Sunday, February 6, 2011
There’s nothing good about an inch of ice on the sidewalk, but there’s nothing not to like about a gigantic snowman with a farm-fresh carrot nose—that’s apparently been stolen.
During my last visit to New York, one of my Road Runners friends asked a question that touches the core of this blog. “When you’re here do you ever think we’re crazy for the way we live?”
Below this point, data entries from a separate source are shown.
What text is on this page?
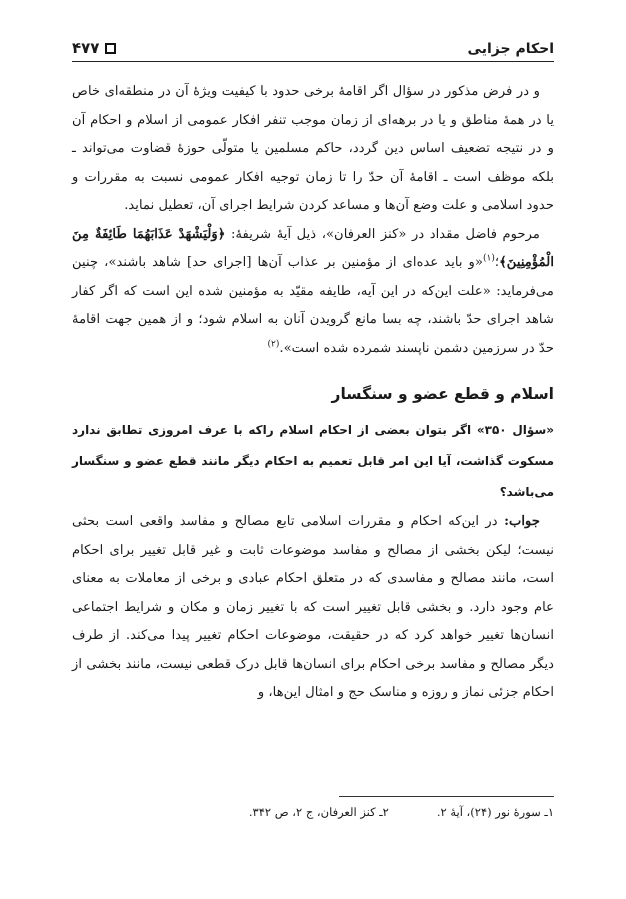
احکام جزایی
۴۷۷

و در فرض مذکور در سؤال اگر اقامهٔ برخی حدود با کیفیت ویژهٔ آن در منطقه‌ای خاص یا در همهٔ مناطق و یا در برهه‌ای از زمان موجب تنفر افکار عمومی از اسلام و احکام آن و در نتیجه تضعیف اساس دین گردد، حاکم مسلمین یا متولّی حوزهٔ قضاوت می‌تواند ـ بلکه موظف است ـ اقامهٔ آن حدّ را تا زمان توجیه افکار عمومی نسبت به مقررات و حدود اسلامی و علت وضع آن‌ها و مساعد کردن شرایط اجرای آن، تعطیل نماید.

مرحوم فاضل مقداد در «کنز العرفان»، ذیل آیهٔ شریفهٔ: ﴿وَلْيَشْهَدْ عَذَابَهُمَا طَائِفَةٌ مِنَ الْمُؤْمِنِينَ﴾؛$^{(۱)}$«و باید عده‌ای از مؤمنین بر عذاب آن‌ها [اجرای حد] شاهد باشند»، چنین می‌فرماید: «علت این‌که در این آیه، طایفه مقیّد به مؤمنین شده این است که اگر کفار شاهد اجرای حدّ باشند، چه بسا مانع گرویدن آنان به اسلام شود؛ و از همین جهت اقامهٔ حدّ در سرزمین دشمن ناپسند شمرده شده است».$^{(۲)}$

اسلام و قطع عضو و سنگسار

«سؤال ۳۵۰» اگر بتوان بعضی از احکام اسلام راکه با عرف امروزی تطابق ندارد مسکوت گذاشت، آیا این امر قابل تعمیم به احکام دیگر مانند قطع عضو و سنگسار می‌باشد؟

جواب: در این‌که احکام و مقررات اسلامی تابع مصالح و مفاسد واقعی است بحثی نیست؛ لیکن بخشی از مصالح و مفاسد موضوعات ثابت و غیر قابل تغییر برای احکام است، مانند مصالح و مفاسدی که در متعلق احکام عبادی و برخی از معاملات به معنای عام وجود دارد. و بخشی قابل تغییر است که با تغییر زمان و مکان و شرایط اجتماعی انسان‌ها تغییر خواهد کرد که در حقیقت، موضوعات احکام تغییر پیدا می‌کند. از طرف دیگر مصالح و مفاسد برخی احکام برای انسان‌ها قابل درک قطعی نیست، مانند بخشی از احکام جزئی نماز و روزه و مناسک حج و امثال این‌ها، و

۱ـ سورهٔ نور (۲۴)، آیهٔ ۲.
۲ـ کنز العرفان، ج ۲، ص ۳۴۲.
It was especially bad this time amid talk of laying off 20,000 (!) teachers—basically anyone hired in the last five years. Streets had not been plowed because (a) the Sani workers wanted to send a message or (b) there had just been big cuts or (c) incompetent leadership.
Responses to the above varied according to union affiliation and/or attraction to conspiracy theories. Trash piled in man-sized mounds and everyone was grateful that the sub-freezing temps kept the smell and vermin at bay. A novel solution: instead of picking up trash, place it in deep freeze, kind of like left-over turkey parts from Thanksgiving. Wait a minute: those are leftovers from Thanksgiving!
These dark thoughts swam in my head as I ice-skated down the un-shoveled sidewalk to a final brunch date before catching the train back to Virginia. After five minutes in a great café with my friend Amelia, I couldn’t care less about the street conditions. The people are what keep me coming back and they’re still amazing, inspiring, and full of surprises.
After brunch, she took me on a tour of her new gallery and my mind was repeatedly blown away by the things I saw. She showed me a video of a dance performance from Brazil that was gorgeous in its simplicity. The other works on display explore some of the issues that are front and center in my own practice and they do what art does best: reminds us that we are not alone in our emotions. I felt invigorated and ready to jump back into life, somehow restored.
Then it was time for me to rush off to the train station after a quick hug and a last smile. I’ll be glad to return to warmer and greener climes but I’m easily reminded how great it is in New York and why we went there in the first place. It’s all very exceptional and a little bit crazy.